Os corpos convictos e a batalha contra o cansaço

Crítica do espetáculo Ça ira, por Daniele Avila Small (Questão de Crítica/ DocumentaCena)

MIT 2016

 

Não foi uma experiência simples assistir à peça Ça ira, de Joël Pommerat no dia 4 de março de 2016, enquanto o Brasil passa por um processo acachapante de produção e manipulação de discursos com vistas à condução da opinião pública a um retrocesso de dimensões trágicas. Não foi uma experiência simples ouvir as declarações dos representantes do clero, tendo em mente os discursos da bancada evangélica, conhecendo o vínculo da igreja católica com a ditadura militar que um segmento da imprensa (!) quer restituir. Não foi uma experiência simples ouvir os representantes da nobreza, tendo em vista que o núcleo duro das polaridades políticas do Brasil atual se resume ao ódio que a classe média e que a classe alta têm da pobreza. Os nervos políticos do Brasil estão expostos. Por um lado, podemos comemorar a atualidade de Ça ira e a relevância de assistirmos a essa peça nesta semana sensível. Por outro, é triste dar-se conta (embora já saibamos) que o nível da discussão política que vemos na TV é pré-Revolução Francesa.
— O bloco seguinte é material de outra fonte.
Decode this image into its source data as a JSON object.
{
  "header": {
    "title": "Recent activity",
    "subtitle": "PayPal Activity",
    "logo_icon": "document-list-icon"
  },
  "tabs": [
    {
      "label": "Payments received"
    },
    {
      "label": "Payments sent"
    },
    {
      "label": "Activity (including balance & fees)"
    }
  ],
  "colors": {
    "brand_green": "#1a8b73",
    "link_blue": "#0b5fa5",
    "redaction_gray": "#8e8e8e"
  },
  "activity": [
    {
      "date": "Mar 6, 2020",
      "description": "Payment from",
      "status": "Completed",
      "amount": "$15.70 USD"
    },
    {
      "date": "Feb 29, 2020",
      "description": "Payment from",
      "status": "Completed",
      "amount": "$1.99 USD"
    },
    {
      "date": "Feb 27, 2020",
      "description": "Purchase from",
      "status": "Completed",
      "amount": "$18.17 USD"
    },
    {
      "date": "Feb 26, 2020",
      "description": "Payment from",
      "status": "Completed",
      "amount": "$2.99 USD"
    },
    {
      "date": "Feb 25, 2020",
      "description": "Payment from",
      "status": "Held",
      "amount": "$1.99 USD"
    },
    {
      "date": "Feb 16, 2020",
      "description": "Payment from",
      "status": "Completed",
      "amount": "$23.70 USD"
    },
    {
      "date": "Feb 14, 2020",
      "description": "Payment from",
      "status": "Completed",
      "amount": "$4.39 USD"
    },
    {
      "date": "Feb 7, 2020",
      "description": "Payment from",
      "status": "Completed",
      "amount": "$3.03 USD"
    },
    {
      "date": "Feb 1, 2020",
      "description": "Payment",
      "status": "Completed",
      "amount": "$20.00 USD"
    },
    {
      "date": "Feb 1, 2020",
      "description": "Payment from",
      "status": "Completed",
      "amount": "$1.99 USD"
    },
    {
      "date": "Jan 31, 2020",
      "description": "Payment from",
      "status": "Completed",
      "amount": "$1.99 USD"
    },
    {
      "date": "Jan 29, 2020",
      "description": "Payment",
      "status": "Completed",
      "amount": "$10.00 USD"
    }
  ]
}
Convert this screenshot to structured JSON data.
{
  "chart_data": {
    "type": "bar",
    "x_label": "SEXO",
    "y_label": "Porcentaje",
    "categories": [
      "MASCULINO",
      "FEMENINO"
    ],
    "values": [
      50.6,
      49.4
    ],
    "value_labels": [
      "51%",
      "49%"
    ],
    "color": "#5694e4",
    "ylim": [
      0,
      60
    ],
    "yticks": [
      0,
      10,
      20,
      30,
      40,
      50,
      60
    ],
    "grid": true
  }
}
Mas, embora o calor da hora chame para a discussão extracena, os aspectos formais da encenação também convocam o senso crítico. A encenação nos coloca, a nós, espectadores, em diferentes estruturas. Em alguns momentos, estamos diante de cenas fechadas em si, que se não me engano são aquelas em que o rei está em seu ambiente familiar. Em outros, somos os destinatários de discursos prontos, a palavra nos é endereçada diretamente. Mas, na maior parte do tempo, estamos no olho do furacão, dentro do espaço de assembleia. Essa estratégia de encenação nos proporciona variações de estados emocionais, fisicamente muito concretos. E essa oscilação de estados me parece ser um efeito pertinente sobre nós espectadores, porque reflete as condições em que nós cidadãos nos vemos diante de impasses que não sabemos ou não temos como resolver.

Foto: Divulgação.
Foto: Divulgação.

Em alguns momentos, sentimos que não fazemos parte da discussão pública, que nossa participação é dispensável, que a quarta parede do teatro é a quarta parede dos grandes poderes. Em outros, sabemos que não somos interlocutores reais dos discursos que são cinicamente endereçados a nós – e isso pode nos alienar ainda mais que a quarta parede. Mas, nos momentos de assembleia, a política nos anima, nos faz querer gritar junto, vaiar, aplaudir. A teatralidade da assembleia chama atenção para a teatralidade do teatro. Não somos instigados a nos engajar em movimentos e deslocamentos literais, mas a teatralidade da assembleia nos dá consciência da nossa postura na cadeira do teatro, especialmente quando os corpos convictos à nossa volta ressoam na intensidade dos nossos batimentos cardíacos.

A dramaturgia nos deixa especialmente atentos quando coloca em debate falas que não se organizam de maneira maniqueísta, quando algo nos surpreende negativamente dentro de um discurso com o qual já estávamos concordando animadamente, ou quando vislumbramos uma centelha de razão em um discurso do qual já discordávamos a priori. É complexa a forma como Luís XVI é apresentado. Sabemos que sua cabeça vai cair, esperamos até ansiosamente por esse momento. Mas a força simbólica da monarquia na mente dos revolucionários é algo que nós, brasileiros do século XXI, não conseguimos vislumbrar muito bem. Ou conseguimos?… Além disso, é significativo que a peça não chegue ao relato da decapitação do rei. Há indícios de tragicidade nesse personagem que é Luís XVI e na narrativa que se põe em Ça ira, mas não há catarse. Os impasses não se resolvem. Voltamos para casa com a imagem do rei ainda com a cabeça acima dos ombros. E em determinado momento, deve ter passado pela cabeça de alguns que estar no teatro enquanto um circo midiático se erige lá fora pode ser tão angustiante quanto estar em uma assembleia pensando o direito dos homens enquanto o sangue corre pelas ruas.

A duração do espetáculo também atua sobre nossos corpos, mentes e afetos. A extensão é elemento da dramaturgia porque atua concretamente sobre os estados do espectador, age sobre suas resistências, derrubando algumas e erigindo outras. Cinco horas em língua estrangeira não é “para os fracos”. Mas devemos nos lembrar que a política também é, em larga medida, língua estrangeira. E o cansaço é uma das estratégias mais eficazes dos grandes projetos de manobras escusas – como o que estamos presenciando agora. A exaustão intelectual e física ao final do espetáculo espelha o nosso profundo cansaço com a politicagem daqueles que fazem da política um negócio lucrativo.

Um dos pactos do teatro é ficar até o fim. Estejamos despertos então.